Monday, June 22, 2009

Dogs 439-443


All those signs were just confusing, anyway; it's much simpler to have a sensible cop onhand to explain this parking crap in plain English.


Usually I'd stop myself from just posting the picture and then a bunch of unrestrained chuckling, but what the hell else are you gonna do when confronted with a face like that. Honestly.


All of a sudden, for no clear reason, I understand how some people get the nickname "Bear" and have it stick for life.


When there's no viable way to physically get a U-lock securely around your primary mode of transportation, you kind of have to go with what you've got. Or just whatever's around. It's called ingenuity.

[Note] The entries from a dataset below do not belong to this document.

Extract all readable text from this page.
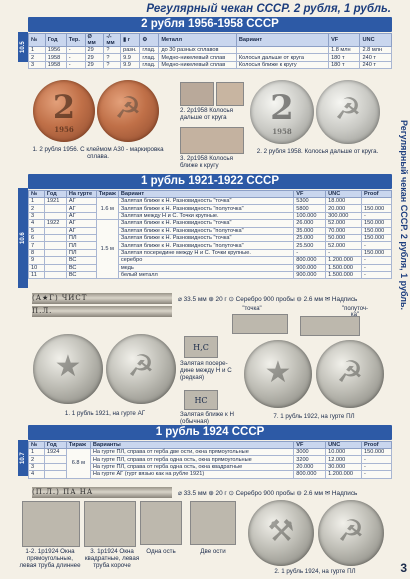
Регулярный чекан СССР. 2 рубля, 1 рубль.
Регулярный чекан СССР. 2 рубля, 1 рубль.
3
10.5
2 рубля 1956-1958 СССР
№	Год	Тер.	Ø мм	-/- мм	▮ г	⚙	Металл	Вариант	VF	UNC
1	1956	-	29	?	разн.	глад.	до 30 разных сплавов		1.8 млн	2.8 млн
2	1958	-	29	?	9.9	глад.	Медно-никелевый сплав	Колосья дальше от круга	180 т	240 т
3	1958	-	29	?	9.9	глад.	Медно-никелевый сплав	Колосья ближе к кругу	180 т	240 т
2
1956
☭	2. 2р1958 Колосья дальше от круга
3. 2р1958 Колосья ближе к кругу
2
1958
☭
1. 2 рубля 1956. С клеймом А30 - маркировка сплава.
2. 2 рубля 1958. Колосья дальше от круга.
10.6
1 рубль 1921-1922 СССР
№	Год	На гурте	Тираж	Вариант	VF	UNC	Proof
1	1921	АГ	1.6 м	Залятая ближе к Н. Разновидность "точка"	5300	18.000	
2		АГ		Залятая ближе к Н. Разновидность "полуточка"	5800	20.000	150.000
3		АГ		Залятая между Н и С. Точки крупные.	100.000	300.000	-
4	1922	АГ	1.5 м	Залятая ближе к Н. Разновидность "точка"	26.000	52.000	150.000
5		АГ		Залятая ближе к Н. Разновидность "полуточка"	35.000	70.000	150.000
6		ПЛ		Залятая ближе к Н. Разновидность "точка"	25.000	50.000	150.000
7		ПЛ		Залятая ближе к Н. Разновидность "полуточка"	25.500	52.000	-
8		ПЛ		Залятая посередине между Н и С. Точки крупные.	-	-	150.000
9		ВС		серебро	800.000	1.200.000	-
10		ВС		медь	900.000	1.500.000	-
11		ВС		белый металл	900.000	1.500.000	-
(А★Г) ЧИСТ
П.Л.
⌀ 33.5 мм ⊕ 20 г ⊙ Серебро 900 пробы ⊖ 2.6 мм ✉ Надпись
"точка"	"полуточ-ка"
★	☭
Н,С
Залятая посере-дине между Н и С (редкая)
НС
Залятая ближе к Н (обычная)
★	☭
1. 1 рубль 1921, на гурте АГ	7. 1 рубль 1922, на гурте ПЛ
10.7
1 рубль 1924 СССР
№	Год	Тираж	Варианты	VF	UNC	Proof
1	1924	6.8 м	На гурте ПЛ, справа от герба две ости, окна прямоугольные	3000	10.000	150.000
2			На гурте ПЛ, справа от герба одна ость, окна прямоугольные	3200	12.000	-
3			На гурте ПЛ, справа от герба одна ость, окна квадратные	20.000	30.000	-
4			На гурте АГ (гурт вязью как на рубле 1921)	800.000	1.200.000	-
(П.Л.) ПА НА	⌀ 33.5 мм ⊕ 20 г ⊙ Серебро 900 пробы ⊖ 2.6 мм ✉ Надпись
1-2. 1р1924 Окна прямоугольные, левая труба длиннее
3. 1р1924 Окна квадратные, левая труба короче
Одна ость	Две ости
⚒	☭
2. 1 рубль 1924, на гурте ПЛ
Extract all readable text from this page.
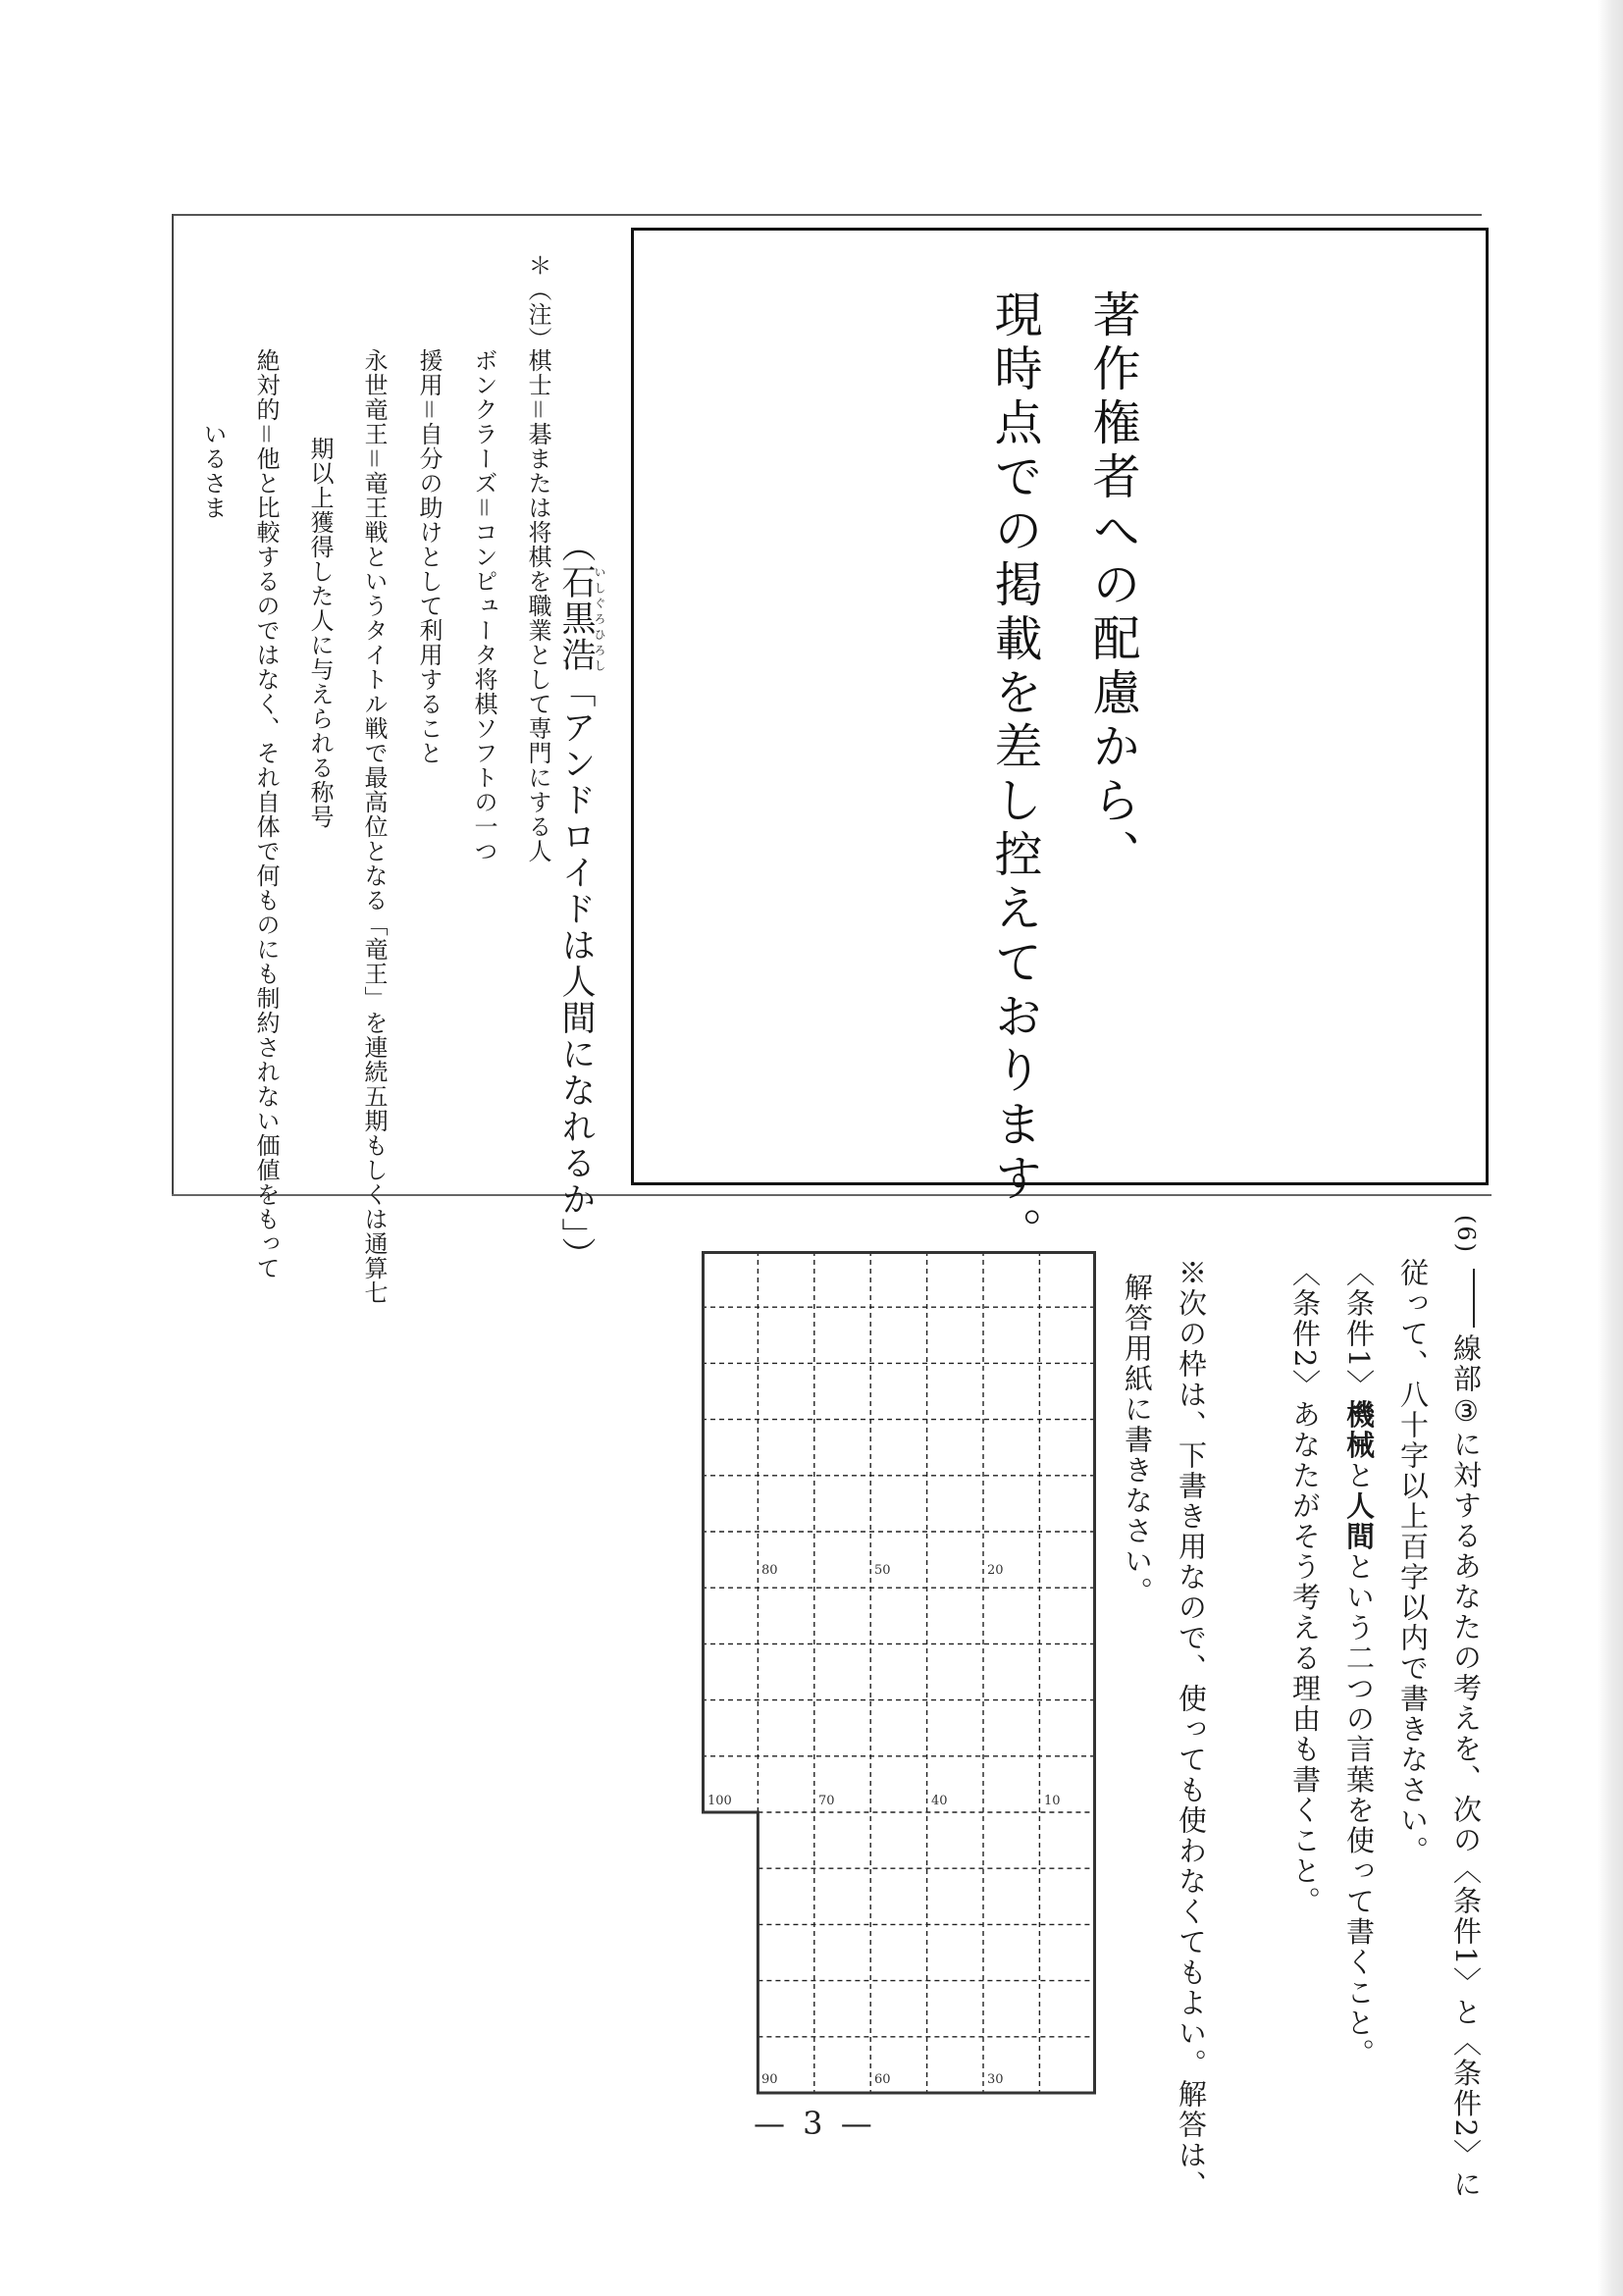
著作権者への配慮から、
現時点での掲載を差し控えております。
（石黒浩いしぐろひろし「アンドロイドは人間になれるか」）
＊（注）
棋士＝碁または将棋を職業として専門にする人
ボンクラーズ＝コンピュータ将棋ソフトの一つ
援用＝自分の助けとして利用すること
永世竜王＝竜王戦というタイトル戦で最高位となる「竜王」を連続五期もしくは通算七
期以上獲得した人に与えられる称号
絶対的＝他と比較するのではなく、それ自体で何ものにも制約されない価値をもって
いるさま
(6)
線部③に対するあなたの考えを、次の〈条件1〉と〈条件2〉に
従って、八十字以上百字以内で書きなさい。
〈条件1〉機械と人間という二つの言葉を使って書くこと。
〈条件2〉あなたがそう考える理由も書くこと。
※次の枠は、下書き用なので、使っても使わなくてもよい。解答は、
解答用紙に書きなさい。
80	50	20
100	70	40	10
90	60	30
— 3 —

Feelings, man. It's like ... everyone has them, but how do I know what you feel is anything like what I feel? Is your loneliness the same as mine? Clearly not, because if it was, you'd've torn your own heart out of your living chest and EATEN IT just to stop it from HURTING

Tuesday, May 26, 2009

Dogs 434-438


You make one crack about fava beans and a nice Chianti in the wrong company and look what it gets you. Next time how about keeping the movie quotes to yourself, Mister IMDB?


Are all border collies required to sign a contract guaranteeing that they remain at peak energy levels even when tied to a fucking lamppost? If you threw a ball for him to chase, that rope would snap so fast there'd be a burn mark on your face for a week.

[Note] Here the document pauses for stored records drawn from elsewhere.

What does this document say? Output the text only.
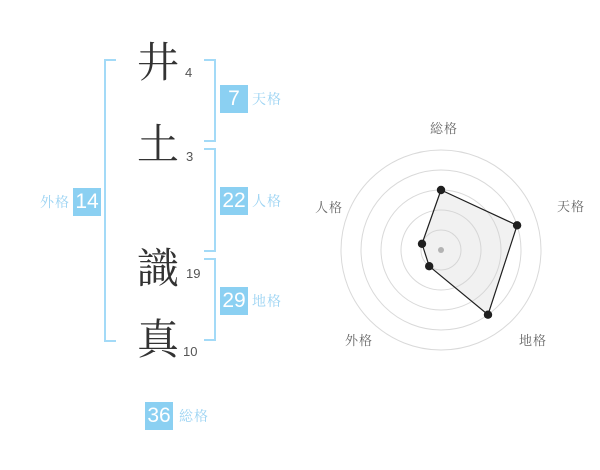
井
土
識
真
4
3
19
10
7
22
29
14
36
天格
人格
地格
外格
総格
総格
天格
地格
外格
人格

I don't care if they didn't make it with the nonfat foam you like. Nobody cares. With the economy the way it is, you're lucky that coffee isn't 45% premium-roasted beetles.


You just know that getting to hug this guy is like 50cc's of sunlight jammed right into your aortic arch. An even 100 if his tail's wagging.


The main reason mankind domesticated dogs in the first place was to develop a machine powered by chuckles. It never got past the planning stages, but the chuckles themselves will sustain the species until the universe itself winds down.